Having shown his ability to lay down driving, oppressive basslines in keeping with the punk era, Gallup expanded his scope in the late 1980s. ‘Hot Hot Hot!!!’ was released as the fourth and final single from 1987’s Kiss Me, Kiss Me, Kiss Me. This track remains one of The Cure’s most unique thanks to its lack of melancholy and compensatory funkiness.
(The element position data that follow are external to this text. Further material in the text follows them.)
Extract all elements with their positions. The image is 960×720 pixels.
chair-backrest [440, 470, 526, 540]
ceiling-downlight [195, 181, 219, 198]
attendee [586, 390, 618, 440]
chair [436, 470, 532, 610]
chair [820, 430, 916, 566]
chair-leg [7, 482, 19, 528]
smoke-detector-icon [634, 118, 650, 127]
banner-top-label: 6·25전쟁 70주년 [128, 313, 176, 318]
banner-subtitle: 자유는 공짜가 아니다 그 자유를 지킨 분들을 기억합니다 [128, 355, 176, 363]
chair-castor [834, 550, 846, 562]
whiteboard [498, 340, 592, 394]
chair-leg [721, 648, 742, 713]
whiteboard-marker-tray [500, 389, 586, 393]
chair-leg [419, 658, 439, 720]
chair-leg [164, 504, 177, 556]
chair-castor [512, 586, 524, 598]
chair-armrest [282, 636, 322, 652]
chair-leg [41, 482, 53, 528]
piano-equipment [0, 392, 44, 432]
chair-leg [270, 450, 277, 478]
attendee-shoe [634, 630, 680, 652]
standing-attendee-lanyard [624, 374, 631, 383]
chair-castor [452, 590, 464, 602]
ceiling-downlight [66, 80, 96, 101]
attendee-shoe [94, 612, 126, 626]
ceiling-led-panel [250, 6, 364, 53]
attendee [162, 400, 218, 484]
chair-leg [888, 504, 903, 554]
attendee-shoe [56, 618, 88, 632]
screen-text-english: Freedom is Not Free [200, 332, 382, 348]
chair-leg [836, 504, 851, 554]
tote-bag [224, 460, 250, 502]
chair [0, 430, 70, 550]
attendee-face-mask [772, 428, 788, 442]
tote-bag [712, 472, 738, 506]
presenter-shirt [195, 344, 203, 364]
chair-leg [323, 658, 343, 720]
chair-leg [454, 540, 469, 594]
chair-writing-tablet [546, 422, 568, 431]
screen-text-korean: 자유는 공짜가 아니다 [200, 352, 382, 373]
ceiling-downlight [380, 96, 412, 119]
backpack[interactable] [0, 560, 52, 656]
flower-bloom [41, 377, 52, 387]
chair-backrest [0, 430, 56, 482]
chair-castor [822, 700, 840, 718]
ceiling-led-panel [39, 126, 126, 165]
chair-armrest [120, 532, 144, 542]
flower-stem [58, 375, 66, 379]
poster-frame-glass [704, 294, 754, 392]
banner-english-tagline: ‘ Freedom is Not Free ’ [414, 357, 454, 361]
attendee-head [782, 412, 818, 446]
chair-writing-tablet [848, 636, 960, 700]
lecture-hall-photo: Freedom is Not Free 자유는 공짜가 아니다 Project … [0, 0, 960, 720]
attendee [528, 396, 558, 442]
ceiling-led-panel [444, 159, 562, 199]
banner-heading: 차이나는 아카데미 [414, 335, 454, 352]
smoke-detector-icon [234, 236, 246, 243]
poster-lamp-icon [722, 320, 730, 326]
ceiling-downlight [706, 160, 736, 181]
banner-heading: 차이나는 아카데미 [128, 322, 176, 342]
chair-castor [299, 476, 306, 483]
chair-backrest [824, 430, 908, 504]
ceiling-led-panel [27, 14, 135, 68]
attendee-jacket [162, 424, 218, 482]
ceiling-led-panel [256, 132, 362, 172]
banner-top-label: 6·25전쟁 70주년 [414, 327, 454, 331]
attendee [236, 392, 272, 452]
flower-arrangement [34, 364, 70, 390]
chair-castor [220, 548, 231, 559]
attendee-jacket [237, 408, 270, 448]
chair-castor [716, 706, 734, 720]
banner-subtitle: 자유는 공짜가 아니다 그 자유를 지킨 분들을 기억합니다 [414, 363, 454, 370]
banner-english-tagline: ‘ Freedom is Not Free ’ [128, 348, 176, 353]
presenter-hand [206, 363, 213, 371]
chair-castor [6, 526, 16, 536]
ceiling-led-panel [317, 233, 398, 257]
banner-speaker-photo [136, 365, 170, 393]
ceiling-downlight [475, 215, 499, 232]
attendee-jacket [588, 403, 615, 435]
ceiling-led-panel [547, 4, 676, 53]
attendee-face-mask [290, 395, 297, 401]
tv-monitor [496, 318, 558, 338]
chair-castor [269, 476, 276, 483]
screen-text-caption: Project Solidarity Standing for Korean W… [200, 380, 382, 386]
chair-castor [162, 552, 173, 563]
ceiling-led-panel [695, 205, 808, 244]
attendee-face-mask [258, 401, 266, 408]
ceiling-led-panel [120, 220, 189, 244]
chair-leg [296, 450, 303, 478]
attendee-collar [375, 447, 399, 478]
‘Hot Hot Hot!!!’ has been treated to several versions over the years. Perhaps the greatest appeared on the 1990 remix album, Mixed Up. Guitar and drum tracks introduce the rhythm in the “Extended Mix” version before Gallup’s bassline brings a bold, danceable groove to proceedings.

‘Primary’

‘Primary’ is one of the true unsung heroes of The Cure’s early rise to prominence. The track was the only single taken from 1981’s Faith, which sat between Seventeen Seconds and Pornography as the quiet assassin at the heart of the Dark Trilogy. While Faith didn’t spawn so many readily accessible tracks as its neighbouring albums, many fans consider it among The Cure’s most consummate works.

Gallup’s bassline gives ‘Primary’ its intrinsic impetus and a cold, desolate atmosphere emblematic of The Cure’s early work. The song’s pace feeds off the dying punk era, seamlessly blending with the gothic aesthetic the band would ultimately define.

‘A Forest’

Gallup’s bassline in ‘A Forest’, The Cure’s most popular Dark Trilogy hit, perfectly tessellates with Smith’s iconic guitar riff. After the ethereal intro, Smith’s lead guitar begins in earnest with the pace of Tolhurst’s drums for two bars before Gallup enters the fray. This layered entry has been used to great effect throughout the Cure’s catalogue and never fails to highlight Gallup’s essential presence.

In Robert Webb’s popular 2017 memoir How Not to Be a Boy, the Peep Show actor remembered being at school when ‘A Forest’ came out and lamented that he didn’t learn the bassline like all of his uber-cool classmates. Gallup clearly made quite the impression, undoubtedly inspiring countless youngsters to pick up the bass guitar.